Feeding always goes onto already-damp soil, never dry roots — water glaucous lampranthus first if the soil is dry, then apply the diluted feed. The companion question is when to water at all, covered in the glaucous lampranthus watering schedule.

Signs you are over-feeding glaucous lampranthus

Over-feeding is far more common — and more damaging — than under-feeding for most plants. The classic tells for glaucous lampranthus:

Signs you are under-feeding glaucous lampranthus

If the symptoms point at watering, light or roots rather than nutrition, the full glaucous lampranthus care brief covers soil, humidity and the common problems for this species.

Flushing and leaching the salts

Flush the pot of glaucous lampranthus with plain water until it runs freely from the base every couple of months in the feeding season — it washes out the fertiliser salts that cause brown tips.

Organic vs synthetic feeds for glaucous lampranthus

Organic options

A diluted seaweed or worm-casting feed, or fish emulsion if you can tolerate the smell indoors. UK: Westland or Baby Bio Organic, dilute seaweed; US: Espoma Indoor! or Neptune's Harvest fish & seaweed. Slow, gentle and hard to overdo.

Synthetic / liquid feeds

A general-purpose houseplant liquid at half strength — UK: Baby Bio, Westland Houseplant Feed or Phostrogen; US: Miracle-Gro Indoor Plant Food or Schultz. Convenient and fast-acting; the only risk is overdoing it.

Brand names are examples, not endorsements, and UK and US ranges differ — check the label’s own NPK and dilution rate, since formulations change.

Fertilising glaucous lampranthus — frequently asked questions

What fertiliser does glaucous lampranthus need?

A balanced general houseplant feed (roughly even N-P-K) is exactly right — it is grown for foliage, so steady, moderate nitrogen for healthy leaves is the goal, not a bloom or root formula. Glaucous Lampranthus is an easy, light foliage feeder — a half-strength balanced liquid feed through the growing months keeps it green without forcing weak, sappy growth.

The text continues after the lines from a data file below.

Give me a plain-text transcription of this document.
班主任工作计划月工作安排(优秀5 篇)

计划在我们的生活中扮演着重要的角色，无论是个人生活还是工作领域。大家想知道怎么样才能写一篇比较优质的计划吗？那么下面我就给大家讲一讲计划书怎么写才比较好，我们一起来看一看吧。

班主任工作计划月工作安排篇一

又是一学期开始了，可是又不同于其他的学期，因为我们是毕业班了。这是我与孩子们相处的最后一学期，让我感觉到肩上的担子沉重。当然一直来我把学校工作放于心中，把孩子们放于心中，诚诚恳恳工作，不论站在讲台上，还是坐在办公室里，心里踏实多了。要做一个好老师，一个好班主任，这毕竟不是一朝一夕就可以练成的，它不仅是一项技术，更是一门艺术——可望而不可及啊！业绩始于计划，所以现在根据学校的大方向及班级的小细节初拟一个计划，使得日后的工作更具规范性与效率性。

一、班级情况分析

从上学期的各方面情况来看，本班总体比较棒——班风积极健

How often should I feed glaucous lampranthus?

Little to no feeding required. If needed, apply a single, diluted low-nitrogen liquid feed in spring. Lean growing conditions produce more compact growth and better flowering; rich soils lead to excess foliage and reduced bloom. Little to no feeding required. If needed, apply a single, diluted low-nitrogen liquid feed in spring. Lean growing conditions produce more compact growth and better flowering; rich soils lead to excess foliage and reduced bloom. Treat that as sparingly through the growing season between spring through early autumn (roughly March to September); ease off in autumn and stop entirely in the low light of winter.

What strength of feed for glaucous lampranthus?

Half strength is the safe default for glaucous lampranthus — houseplant feeds are formulated strong, and the diluted dose is gentler on the roots while still ample for foliage.

What does over-feeding glaucous lampranthus look like?

Brown, crispy leaf tips and edges with no sign of underwatering. A white, crusty salt deposit on the soil surface or pot rim. Weak, pale, stretched new growth that flops. Lower leaves yellow and drop while the soil is correctly watered. Feeding glaucous lampranthus year-round on a fixed schedule, including dark winter months, is the most common mistake — it cannot use the nutrients in low light and the surplus simply burns the roots and crusts the soil.

Should I flush the soil of glaucous lampranthus?

Flush the pot of glaucous lampranthus with plain water until it runs freely from the base every couple of months in the feeding season — it washes out the fertiliser salts that cause brown tips.